In the UK universities are supported by Research Councils UK and the National Coordinating Centre for Public Engagement to encourage a growing culture of public engagement with research – by developing the “the myriad of ways in which the activity and benefits of higher education and research can be shared with the public”. This engagement is taken to be “a two-way process, involving interaction and listening, with the goal of generating mutual benefit”.
Staff at the Institute of Education have been part of this social movement. Universities across the UK and internationally have been opening up their ‘ivory towers’ and finding new ways to work with other people in organisations and networks where knowledge is valued for culture and for policy decisions.
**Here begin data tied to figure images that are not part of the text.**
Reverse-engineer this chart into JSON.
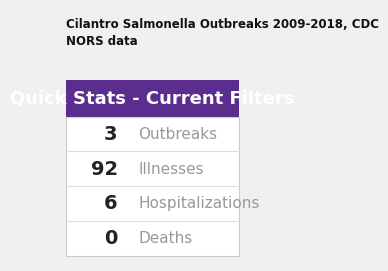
{
  "title": "Cilantro Salmonella Outbreaks 2009-2018, CDC\nNORS data",
  "header": "Quick Stats - Current Filters",
  "header_bg": "#5b2d8e",
  "header_text_color": "#ffffff",
  "row_line_color": "#dddddd",
  "rows": [
    {
      "value": "3",
      "label": "Outbreaks"
    },
    {
      "value": "92",
      "label": "Illnesses"
    },
    {
      "value": "6",
      "label": "Hospitalizations"
    },
    {
      "value": "0",
      "label": "Deaths"
    }
  ],
  "value_color": "#222222",
  "label_color": "#999999",
  "title_fontsize": 8.5,
  "header_fontsize": 13,
  "value_fontsize": 14,
  "label_fontsize": 11,
  "fig_bg": "#f0f0f0"
}
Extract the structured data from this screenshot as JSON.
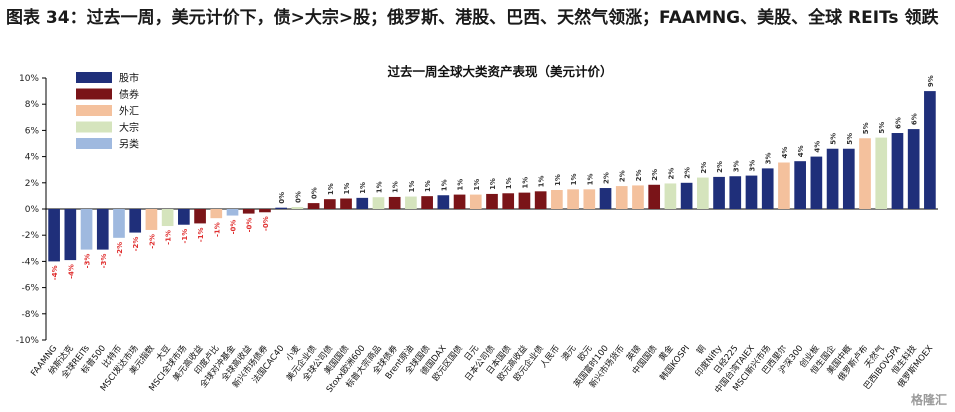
{
  "heading": "图表 34：过去一周，美元计价下，债>大宗>股；俄罗斯、港股、巴西、天然气领涨；FAAMNG、美股、全球 REITs 领跌",
  "watermark": "格隆汇",
  "chart_data": {
    "type": "bar",
    "title": "过去一周全球大类资产表现（美元计价）",
    "ylim": [
      -10,
      10
    ],
    "yticks": [
      -10,
      -8,
      -6,
      -4,
      -2,
      0,
      2,
      4,
      6,
      8,
      10
    ],
    "ytick_labels": [
      "-10%",
      "-8%",
      "-6%",
      "-4%",
      "-2%",
      "0%",
      "2%",
      "4%",
      "6%",
      "8%",
      "10%"
    ],
    "grid": false,
    "legend_position": "top-left",
    "legend": [
      {
        "key": "stock",
        "label": "股市",
        "color": "#1f2f7a"
      },
      {
        "key": "bond",
        "label": "债券",
        "color": "#7a1418"
      },
      {
        "key": "fx",
        "label": "外汇",
        "color": "#f4c19d"
      },
      {
        "key": "commodity",
        "label": "大宗",
        "color": "#d5e4bd"
      },
      {
        "key": "alt",
        "label": "另类",
        "color": "#9fb9df"
      }
    ],
    "label_colors": {
      "negative": "#e03030",
      "positive": "#333333"
    },
    "categories": [
      "FAAMNG",
      "纳斯达克",
      "全球REITs",
      "标普500",
      "比特币",
      "MSCI发达市场",
      "美元指数",
      "大豆",
      "MSCI全球市场",
      "美元高收益",
      "印度卢比",
      "全球对冲基金",
      "全球高收益",
      "新兴市场债券",
      "法国CAC40",
      "小麦",
      "美元企业债",
      "全球公司债",
      "美国国债",
      "Stoxx欧洲600",
      "标普大宗商品",
      "全球债券",
      "Brent原油",
      "全球国债",
      "德国DAX",
      "欧元区国债",
      "日元",
      "日本公司债",
      "日本国债",
      "欧元高收益",
      "欧元企业债",
      "人民币",
      "澳元",
      "欧元",
      "英国富时100",
      "新兴市场货币",
      "英镑",
      "中国国债",
      "黄金",
      "韩国KOSPI",
      "铜",
      "印度Nifty",
      "日经225",
      "中国台湾TAIEX",
      "MSCI新兴市场",
      "巴西里尔",
      "沪深300",
      "创业板",
      "恒生国企",
      "美国中概",
      "俄罗斯卢布",
      "天然气",
      "巴西IBOVSPA",
      "恒生科技",
      "俄罗斯MOEX"
    ],
    "series": [
      {
        "values": [
          -4.0,
          -3.9,
          -3.1,
          -3.1,
          -2.2,
          -1.8,
          -1.6,
          -1.3,
          -1.2,
          -1.1,
          -0.7,
          -0.5,
          -0.35,
          -0.25,
          0.1,
          0.15,
          0.45,
          0.75,
          0.8,
          0.85,
          0.9,
          0.92,
          0.95,
          0.98,
          1.05,
          1.1,
          1.1,
          1.15,
          1.2,
          1.25,
          1.35,
          1.45,
          1.5,
          1.5,
          1.6,
          1.75,
          1.8,
          1.85,
          1.95,
          2.0,
          2.4,
          2.45,
          2.5,
          2.55,
          3.1,
          3.55,
          3.65,
          4.0,
          4.6,
          4.6,
          5.4,
          5.45,
          5.8,
          6.1,
          9.0
        ]
      }
    ],
    "data_labels": [
      "-4%",
      "-4%",
      "-3%",
      "-3%",
      "-2%",
      "-2%",
      "-2%",
      "-1%",
      "-1%",
      "-1%",
      "-1%",
      "-0%",
      "-0%",
      "-0%",
      "0%",
      "0%",
      "0%",
      "1%",
      "1%",
      "1%",
      "1%",
      "1%",
      "1%",
      "1%",
      "1%",
      "1%",
      "1%",
      "1%",
      "1%",
      "1%",
      "1%",
      "1%",
      "1%",
      "1%",
      "2%",
      "2%",
      "2%",
      "2%",
      "2%",
      "2%",
      "2%",
      "2%",
      "3%",
      "3%",
      "3%",
      "4%",
      "4%",
      "4%",
      "5%",
      "5%",
      "5%",
      "5%",
      "6%",
      "6%",
      "9%"
    ],
    "asset_classes": [
      "stock",
      "stock",
      "alt",
      "stock",
      "alt",
      "stock",
      "fx",
      "commodity",
      "stock",
      "bond",
      "fx",
      "alt",
      "bond",
      "bond",
      "stock",
      "commodity",
      "bond",
      "bond",
      "bond",
      "stock",
      "commodity",
      "bond",
      "commodity",
      "bond",
      "stock",
      "bond",
      "fx",
      "bond",
      "bond",
      "bond",
      "bond",
      "fx",
      "fx",
      "fx",
      "stock",
      "fx",
      "fx",
      "bond",
      "commodity",
      "stock",
      "commodity",
      "stock",
      "stock",
      "stock",
      "stock",
      "fx",
      "stock",
      "stock",
      "stock",
      "stock",
      "fx",
      "commodity",
      "stock",
      "stock",
      "stock"
    ]
  }
}
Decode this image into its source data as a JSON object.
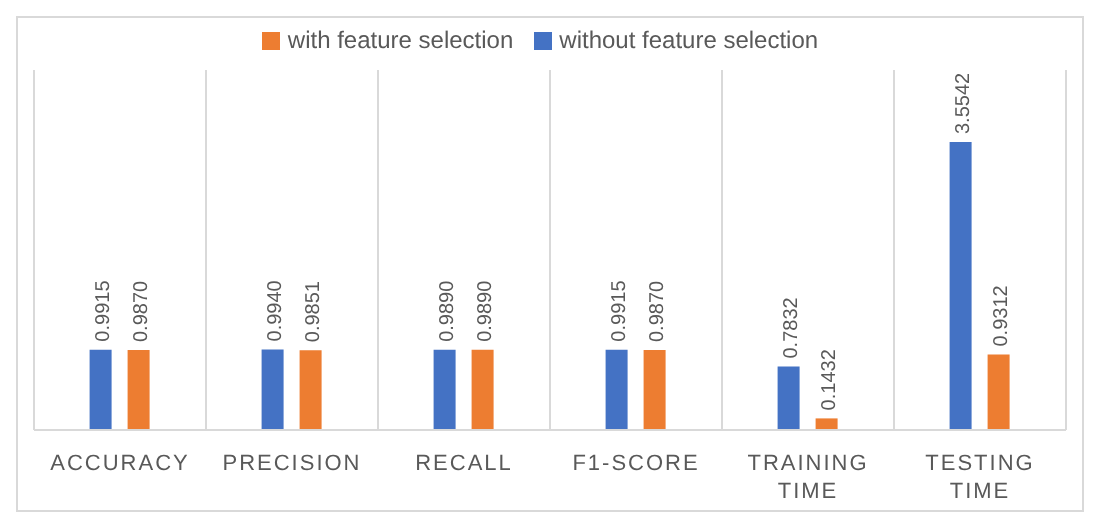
{
  "chart_data": {
    "type": "bar",
    "categories": [
      "ACCURACY",
      "PRECISION",
      "RECALL",
      "F1-SCORE",
      "TRAINING TIME",
      "TESTING TIME"
    ],
    "series": [
      {
        "name": "without feature selection",
        "color": "#4472c4",
        "values": [
          0.9915,
          0.994,
          0.989,
          0.9915,
          0.7832,
          3.5542
        ],
        "value_labels": [
          "0.9915",
          "0.9940",
          "0.9890",
          "0.9915",
          "0.7832",
          "3.5542"
        ]
      },
      {
        "name": "with feature selection",
        "color": "#ed7d31",
        "values": [
          0.987,
          0.9851,
          0.989,
          0.987,
          0.1432,
          0.9312
        ],
        "value_labels": [
          "0.9870",
          "0.9851",
          "0.9890",
          "0.9870",
          "0.1432",
          "0.9312"
        ]
      }
    ],
    "grid": "x",
    "legend": "top"
  }
}
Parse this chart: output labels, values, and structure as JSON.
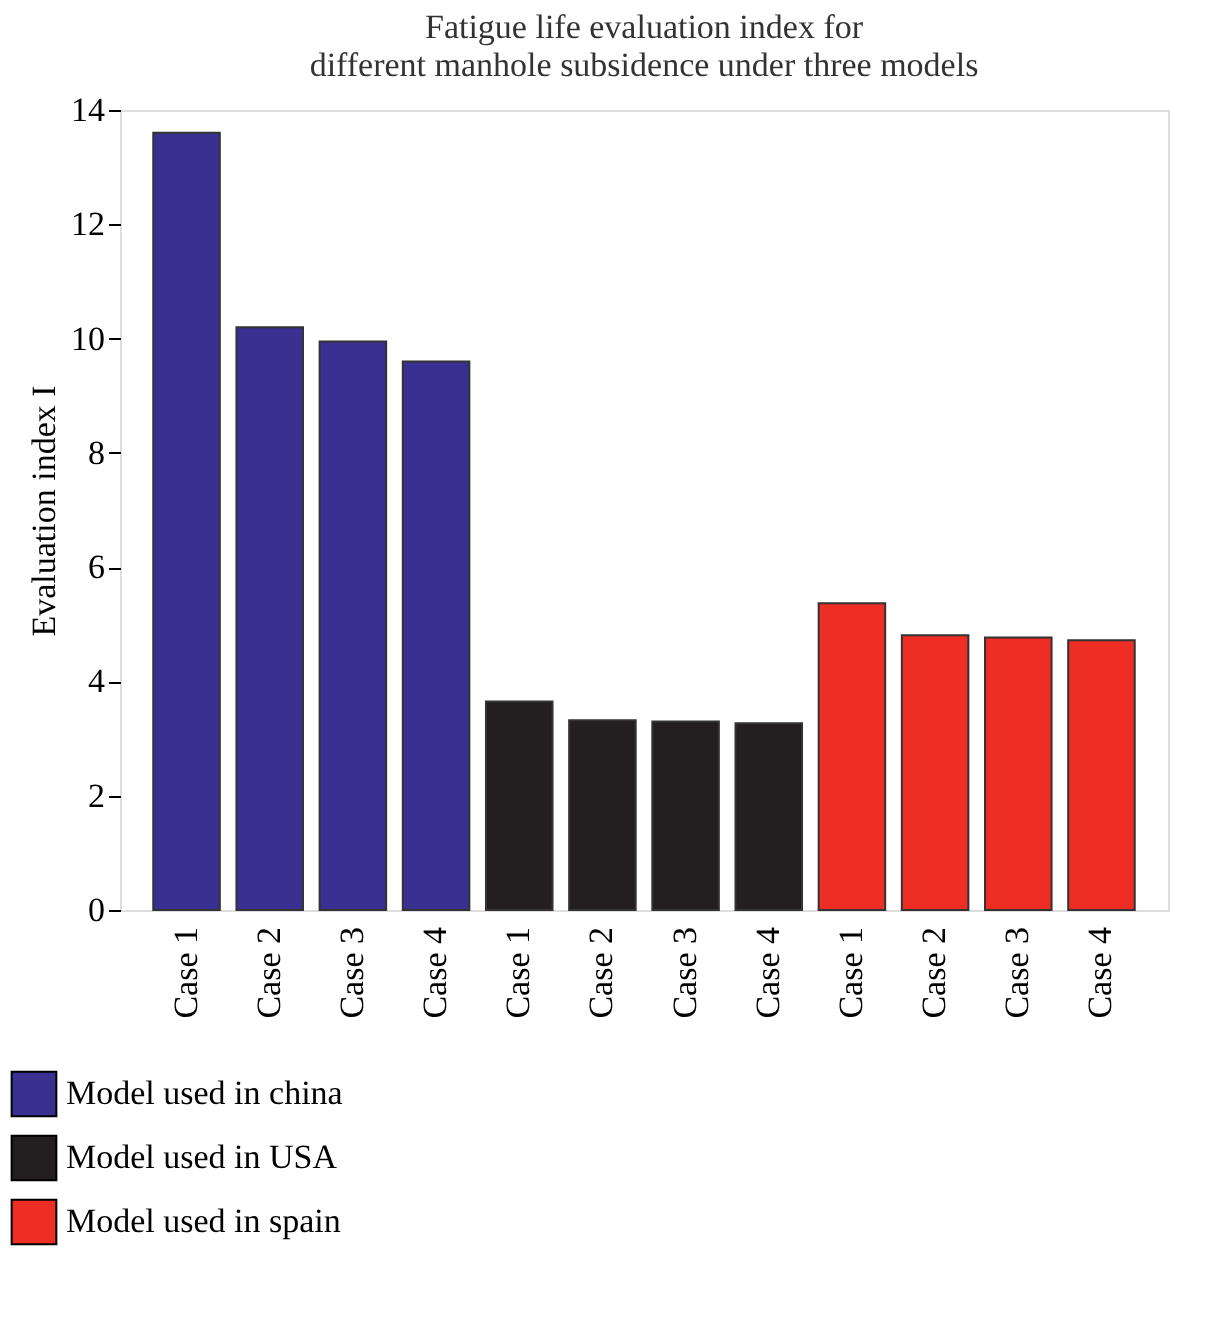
{
  "chart_data": {
    "type": "bar",
    "title": [
      "Fatigue life evaluation index for",
      "different manhole subsidence under three models"
    ],
    "ylabel": "Evaluation index I",
    "categories": [
      "Case 1",
      "Case 2",
      "Case 3",
      "Case 4",
      "Case 1",
      "Case 2",
      "Case 3",
      "Case 4",
      "Case 1",
      "Case 2",
      "Case 3",
      "Case 4"
    ],
    "series": [
      {
        "name": "Model used in china",
        "color": "#3a3091",
        "values": [
          13.6,
          10.2,
          9.95,
          9.6,
          null,
          null,
          null,
          null,
          null,
          null,
          null,
          null
        ]
      },
      {
        "name": "Model used in USA",
        "color": "#231f20",
        "values": [
          null,
          null,
          null,
          null,
          3.65,
          3.32,
          3.3,
          3.27,
          null,
          null,
          null,
          null
        ]
      },
      {
        "name": "Model used in spain",
        "color": "#ee2e24",
        "values": [
          null,
          null,
          null,
          null,
          null,
          null,
          null,
          null,
          5.37,
          4.81,
          4.77,
          4.72
        ]
      }
    ],
    "ylim": [
      0,
      14
    ],
    "yticks": [
      0,
      2,
      4,
      6,
      8,
      10,
      12,
      14
    ],
    "grid": false,
    "legend": "bottom left"
  }
}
For instance, university students who grew up in local authority care played a prominent role as workshop leaders and spoke movingly about their own challenging experiences at a conference reporting a study of them and 150 of their peers. Ultimately, the By Degrees study (pdf) led to the introduction of a bursary for care leavers who go on to higher education and encouraged many UK universities and local authorities to improve the support they offer care leavers.
On a lighter note, pupils and teachers were involved in pilot testing software (pdf) that would allow young people to make 3D adventure and puzzle games that are as satisfying to play as the ones they buy. Developing a common language was important for cross-disciplinary and cross-generational understanding of game design, and a new quality, commercial product.
Elsewhere, public debate about nanotechnologies (engineering on a molecular scale) illustrated how public engagement can: reveal public concerns and wishes; suggest new lines of enquiry; open science to public scrutiny; provoke reflection on the wider, social implications of scientific developments; and help scientists and the public develop new skills and mutual appreciation.
Ironically, despite holding similar principles, academics who are applying them in various areas for different purposes are often working in isolation, unaware that other enthusiasts are down the corridor or in neighbouring universities. Now, discussions between the eight universities with RCUK public engagement ‘catalyst’ funding, and the NCCPE, have inspired plans for an international journal for academics and others interested in research.
This journal, to be launched by IOE Press, will focus on the role of academic research in society at large, and the role of society at large in academic research. It will publish empirical research and critical analyses of public engagement with research across all academic disciplines; opinion pieces from public perspectives and engagement intermediaries; and reviews of books and events. It is a forum for sharing the learning from research and practice that crosses boundaries between research and the wider world, across academic disciplines and policy sectors.
The journal will consider the questions academics ask about how to choose between different publics and different methods depending on the context of their research projects, and the consequent impact on the research and those involved. It will consider the questions asked by outsiders wishing to engage academics in research – how to read research, news or commentaries with a critical eye, navigate university structures, and inspire academics with new agendas. Lastly, it will consider the systems and cultures that support or block academics and the public learning from each other.
Typical of this area – where choice of language reveals assumptions, cliques and fashions – an appropriate name for such a journal remains elusive. The vision is to bring together the wisdom of academics, practitioners, Science Technology Engineering and Maths (STEM) Ambassadors and all manner of engaged publics. Their task will be to shape a ground-breaking journal – and find a name.